Albanian opposition vows new protests after sober memorial
Tirana: Tens of thousands of Albanians held a sober rally to remember three people killed in an anti-government demonstration last week and the opposition vowed to keep up its peaceful protests.
During a sober protest lasting an hour and a half, opposition supporters marched in silence past the spot in front of the government buildings where the three men were killed, laying wreaths and lighting candles.
Loudspeakers set up on a stage, which had pictures of the fatalities with the word "Justice" written on them in English and Albanian, played Mozart's Requiem.
After the rally opposition leader and Tirana Mayor Edi Rama said they would keep up demonstrations but insisted he rejected all forms of violence.
"We will continue our peaceful protest to call for the end of this regime (of Prime Minister Sali Berisha) and open a new chapter but it will be up to the Albanian people to say who should write this (chapter)," said Rama.
"Early elections are the only way out of this situation" he told reporters, stressing that the "current situation in Albanian is very fragile".
The opposition went ahead with the protest in defiance of international appeals and police warnings, insisting it would be a peaceful gathering to honour the dead.
Last Friday, tens of thousands of people turned out for a protest rally organised by Rama, calling on the government to resign over allegations of corruption and electoral fraud.
Clashes between demonstrators and the security forces left three people dead and a fourth critically wounded. Both sides blame each other for the deaths.
"There was no room for politics in today's protest, but the opposition will continue with demonstrations because the situation is chaotic," 28-year-old photographer Erjon, who did not give his last name, said.
"Taking to the street remains the only option to fight the corrupt government that kills its citizens," he added.
Organisers put the turn-out at 200,000 protesters, while journalists estimated it at several tens of thousands.
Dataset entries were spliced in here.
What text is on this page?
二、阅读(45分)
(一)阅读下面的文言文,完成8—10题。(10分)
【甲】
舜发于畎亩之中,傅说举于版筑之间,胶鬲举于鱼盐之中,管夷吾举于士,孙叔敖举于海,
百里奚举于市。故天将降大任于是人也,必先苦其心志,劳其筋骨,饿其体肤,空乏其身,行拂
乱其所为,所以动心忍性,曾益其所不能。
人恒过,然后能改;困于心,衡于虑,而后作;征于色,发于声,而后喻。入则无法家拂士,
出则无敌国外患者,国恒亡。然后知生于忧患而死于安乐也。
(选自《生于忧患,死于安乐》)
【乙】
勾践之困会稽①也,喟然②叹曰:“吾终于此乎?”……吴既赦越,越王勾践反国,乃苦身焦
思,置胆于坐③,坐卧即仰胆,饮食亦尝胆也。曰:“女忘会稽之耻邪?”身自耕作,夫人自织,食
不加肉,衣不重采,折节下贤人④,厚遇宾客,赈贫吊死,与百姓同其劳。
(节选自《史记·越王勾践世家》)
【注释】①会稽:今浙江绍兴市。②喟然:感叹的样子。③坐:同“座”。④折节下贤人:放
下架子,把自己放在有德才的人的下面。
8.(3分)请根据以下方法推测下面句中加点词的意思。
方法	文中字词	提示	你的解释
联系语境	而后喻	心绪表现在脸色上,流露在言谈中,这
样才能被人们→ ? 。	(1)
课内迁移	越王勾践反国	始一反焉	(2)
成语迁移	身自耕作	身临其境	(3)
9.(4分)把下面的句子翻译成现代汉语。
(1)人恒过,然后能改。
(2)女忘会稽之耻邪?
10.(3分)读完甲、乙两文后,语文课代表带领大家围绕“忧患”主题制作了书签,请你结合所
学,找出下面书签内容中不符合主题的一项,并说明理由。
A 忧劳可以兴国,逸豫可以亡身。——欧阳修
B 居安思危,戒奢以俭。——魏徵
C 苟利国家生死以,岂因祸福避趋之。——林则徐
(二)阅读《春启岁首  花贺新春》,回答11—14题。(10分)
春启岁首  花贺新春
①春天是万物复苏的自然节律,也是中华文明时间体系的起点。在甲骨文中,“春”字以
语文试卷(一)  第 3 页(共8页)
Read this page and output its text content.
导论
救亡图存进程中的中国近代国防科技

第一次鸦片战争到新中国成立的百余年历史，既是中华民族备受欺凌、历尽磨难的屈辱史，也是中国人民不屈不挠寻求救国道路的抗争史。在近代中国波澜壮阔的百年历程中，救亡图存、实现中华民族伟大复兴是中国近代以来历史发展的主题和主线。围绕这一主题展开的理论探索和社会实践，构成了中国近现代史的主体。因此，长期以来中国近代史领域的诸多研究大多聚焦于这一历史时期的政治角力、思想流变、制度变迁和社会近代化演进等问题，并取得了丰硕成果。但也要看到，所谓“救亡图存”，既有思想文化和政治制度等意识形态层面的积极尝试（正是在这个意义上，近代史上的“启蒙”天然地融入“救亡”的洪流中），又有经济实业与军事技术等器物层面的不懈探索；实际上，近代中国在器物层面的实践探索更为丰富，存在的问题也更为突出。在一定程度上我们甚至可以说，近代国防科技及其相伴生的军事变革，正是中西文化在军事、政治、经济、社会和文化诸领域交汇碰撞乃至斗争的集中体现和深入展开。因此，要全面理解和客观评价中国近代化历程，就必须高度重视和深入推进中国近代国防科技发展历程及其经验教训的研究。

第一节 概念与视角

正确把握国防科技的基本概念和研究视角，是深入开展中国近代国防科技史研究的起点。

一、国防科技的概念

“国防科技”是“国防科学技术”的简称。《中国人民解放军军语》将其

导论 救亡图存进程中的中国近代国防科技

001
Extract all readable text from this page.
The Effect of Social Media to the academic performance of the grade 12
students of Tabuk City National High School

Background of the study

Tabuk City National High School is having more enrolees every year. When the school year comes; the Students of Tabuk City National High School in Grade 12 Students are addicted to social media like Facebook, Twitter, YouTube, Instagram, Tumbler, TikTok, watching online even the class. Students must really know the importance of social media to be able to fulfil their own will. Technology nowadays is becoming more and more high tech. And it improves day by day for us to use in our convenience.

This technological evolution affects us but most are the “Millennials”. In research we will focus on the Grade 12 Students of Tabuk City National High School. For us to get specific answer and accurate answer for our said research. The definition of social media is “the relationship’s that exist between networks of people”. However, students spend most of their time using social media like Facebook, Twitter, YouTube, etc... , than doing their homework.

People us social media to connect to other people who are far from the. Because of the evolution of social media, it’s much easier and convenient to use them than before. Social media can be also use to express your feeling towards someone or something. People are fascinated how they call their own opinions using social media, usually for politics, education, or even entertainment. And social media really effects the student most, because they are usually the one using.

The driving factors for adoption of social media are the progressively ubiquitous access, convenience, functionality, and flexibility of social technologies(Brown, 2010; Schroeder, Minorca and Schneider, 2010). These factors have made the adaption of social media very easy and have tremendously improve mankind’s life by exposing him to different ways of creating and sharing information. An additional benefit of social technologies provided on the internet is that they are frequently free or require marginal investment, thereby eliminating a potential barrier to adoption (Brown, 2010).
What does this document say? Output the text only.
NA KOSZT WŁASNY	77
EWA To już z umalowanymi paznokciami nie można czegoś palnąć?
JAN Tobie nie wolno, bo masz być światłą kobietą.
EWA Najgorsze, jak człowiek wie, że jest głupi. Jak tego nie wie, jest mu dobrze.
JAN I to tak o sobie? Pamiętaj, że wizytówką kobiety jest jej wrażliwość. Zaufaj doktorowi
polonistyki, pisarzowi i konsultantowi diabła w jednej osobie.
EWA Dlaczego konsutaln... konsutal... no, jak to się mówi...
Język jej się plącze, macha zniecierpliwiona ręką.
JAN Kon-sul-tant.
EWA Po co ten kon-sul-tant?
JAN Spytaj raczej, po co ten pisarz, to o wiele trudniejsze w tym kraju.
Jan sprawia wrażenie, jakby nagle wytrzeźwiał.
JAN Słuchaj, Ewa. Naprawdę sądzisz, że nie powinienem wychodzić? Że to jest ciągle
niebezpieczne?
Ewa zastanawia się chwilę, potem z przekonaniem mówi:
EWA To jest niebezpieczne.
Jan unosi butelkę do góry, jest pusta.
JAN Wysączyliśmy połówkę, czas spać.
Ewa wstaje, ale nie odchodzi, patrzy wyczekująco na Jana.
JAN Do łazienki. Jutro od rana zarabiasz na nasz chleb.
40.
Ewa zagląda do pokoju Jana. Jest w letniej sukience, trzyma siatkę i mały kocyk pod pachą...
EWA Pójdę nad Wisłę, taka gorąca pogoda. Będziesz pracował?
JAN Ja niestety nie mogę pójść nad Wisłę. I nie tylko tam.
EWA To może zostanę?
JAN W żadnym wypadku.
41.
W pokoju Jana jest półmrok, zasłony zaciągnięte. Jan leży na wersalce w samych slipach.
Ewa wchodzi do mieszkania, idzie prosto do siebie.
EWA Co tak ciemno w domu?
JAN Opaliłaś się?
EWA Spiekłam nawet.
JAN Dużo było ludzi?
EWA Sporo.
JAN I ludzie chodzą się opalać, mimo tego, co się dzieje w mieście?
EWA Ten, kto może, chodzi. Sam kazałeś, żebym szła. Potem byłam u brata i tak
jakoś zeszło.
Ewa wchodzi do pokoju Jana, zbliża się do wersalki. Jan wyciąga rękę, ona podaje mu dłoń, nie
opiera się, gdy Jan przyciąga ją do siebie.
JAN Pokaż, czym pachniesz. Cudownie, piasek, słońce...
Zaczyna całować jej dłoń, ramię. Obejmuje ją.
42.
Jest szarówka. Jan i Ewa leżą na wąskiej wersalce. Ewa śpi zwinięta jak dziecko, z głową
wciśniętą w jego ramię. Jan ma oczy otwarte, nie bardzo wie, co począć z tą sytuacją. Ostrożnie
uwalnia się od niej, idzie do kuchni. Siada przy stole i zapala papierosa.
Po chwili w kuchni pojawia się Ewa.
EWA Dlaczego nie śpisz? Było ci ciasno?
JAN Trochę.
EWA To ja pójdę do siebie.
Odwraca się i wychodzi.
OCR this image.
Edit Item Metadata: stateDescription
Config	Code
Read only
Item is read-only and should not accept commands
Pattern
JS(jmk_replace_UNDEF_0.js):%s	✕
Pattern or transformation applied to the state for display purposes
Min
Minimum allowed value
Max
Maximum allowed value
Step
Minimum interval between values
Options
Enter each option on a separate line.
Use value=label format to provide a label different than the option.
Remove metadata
Police would give no figure.
People poured into the downtown area near the government buildings, bringing traffic in central Tirana to a standstill.
After the march, demonstrators dispersed under the watchful eye of hundreds of police in anti-riot gear.
"The opposition proved that it can conduct a decent and peaceful rally," Arbian Gjepolli, 41, said.
Berisha's party, which has said that last week's violent protests were a bid by Rama to stage a coup, also criticised Friday's demonstration.
"Today Edi Rama returned to the scene of the crime, he wanted to benefit politically from the deaths," Democratic Party lawmaker Aldo Bumci said.
Prime Minister Sali Berisha on Wednesday cancelled a pro-government rally planned for Saturday in response to international pressure to calm the situation.
Lithuanian Deputy Foreign Minister Evaldas Ignatavicius was in Tirana on Friday on behalf of the Organisation for Security and Cooperation in Europe (OSCE).
He met President Bamir Topi and urged all political forces to find a solution for the crisis, according to a statement from the presidency.
This crisis has been running ever since the opposition disputed the results from the June 2009 Parliamentary Election.
Albania, a NATO member since spring 2009, submitted an application for EU membership almost two years ago, but has not even received formal candidate status yet.
Brussels has warned Tirana that the ongoing deadlock is one of the obstacles to progress on the path to EU membership.